La souveraineté est, en toute logique de ce qui précède, l’impulsion fondamentale (notamment politique mais pas seulement), la cause nécessaire et pas loin d’être suffisante (si l’on excepte la question des moyens qui est un problème évolutif et nullement fondamental) des quelques puissances militaires existantes aujourd’hui en Europe. Elle en est le moteur et la raison d’être. Dans ces conditions, le “transfert de souveraineté”, — c’est-à-dire l’abandon de leurs souverainetés par ceux-là même qui en usèrent pour constituer leur puissance militaire européenne, — n’apparaît pas comme le remède immédiat nécessaire pour renforcer plus encore une puissance militaire européenne inexistante per se. On dira le contraire : les souverainetés nationales, là où elles existent, doivent être renforcées pour assurer la détermination de poursuivre l’effort de défense, là où il existe. Face à cette exhortation fondée sur la souveraineté, on trouve l’autre réalité du continent, celle de la cohorte des pays européens sans souveraineté, sans puissance militaire et soumis aux USA. On observera que les trois éléments, — “sans souveraineté, sans puissance militaire et soumis aux USA”, — semblent aller de concert.

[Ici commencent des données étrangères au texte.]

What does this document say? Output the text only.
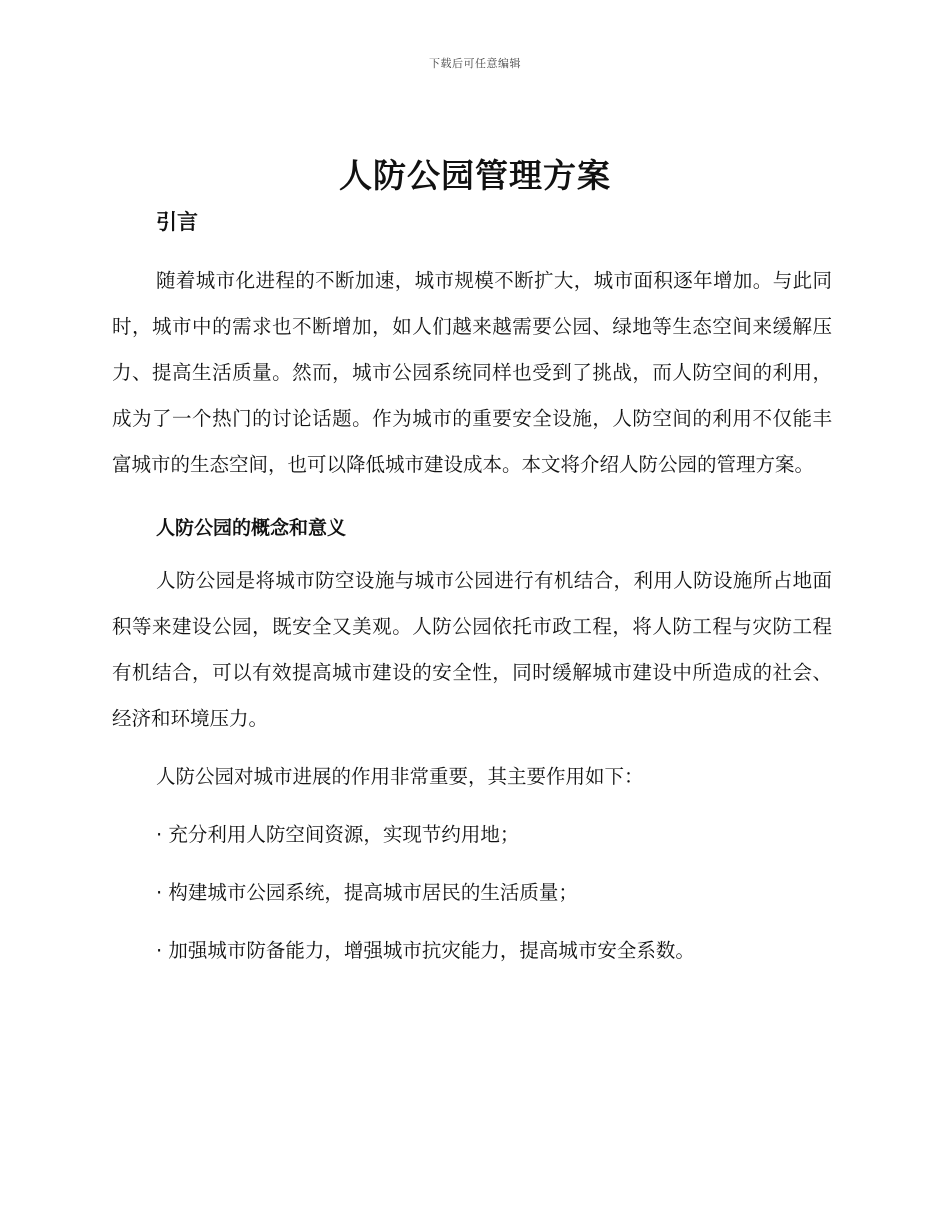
下载后可任意编辑
人防公园管理方案
引言

随着城市化进程的不断加速，城市规模不断扩大，城市面积逐年增加。与此同时，城市中的需求也不断增加，如人们越来越需要公园、绿地等生态空间来缓解压力、提高生活质量。然而，城市公园系统同样也受到了挑战，而人防空间的利用，成为了一个热门的讨论话题。作为城市的重要安全设施，人防空间的利用不仅能丰富城市的生态空间，也可以降低城市建设成本。本文将介绍人防公园的管理方案。

人防公园的概念和意义

人防公园是将城市防空设施与城市公园进行有机结合，利用人防设施所占地面积等来建设公园，既安全又美观。人防公园依托市政工程，将人防工程与灾防工程有机结合，可以有效提高城市建设的安全性，同时缓解城市建设中所造成的社会、经济和环境压力。

人防公园对城市进展的作用非常重要，其主要作用如下：

· 充分利用人防空间资源，实现节约用地；
· 构建城市公园系统，提高城市居民的生活质量；
· 加强城市防备能力，增强城市抗灾能力，提高城市安全系数。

On sera tenté de conclure que le problème du “transfert de souveraineté” est, au point et dans les conditions où il est posé, un faux problème sauf pour ceux qui entendent démanteler ce qui existe de puissance militaire en Europe. Tout le reste est simple spéculation sur les bonnes intentions et les hypothèses idéalistes (notamment, celle selon laquelle l’abandon de leurs souverainetés par les nations conduirait à la création automatique d’une “souveraineté européenne”). Dans le fracas de la crise européenne, on en arrive à un point intéressant : la confrontation des conceptions des idéologues ou des agents d’influence avec la réalité.
Avec cette suggestion de sémantique pour terminer: le concept de “transfert de souveraineté” n’a-t-il pas quelque chose d’un oxymore? C’est-à-dire une figure faite de deux termes contradictoires, — acceptable en poésie (« Cette obscure clarté », écrit Corneille) mais pas lorsqu’on manie des termes de substance: la souveraineté est, par définition, quelque chose qui ne peut être transféré.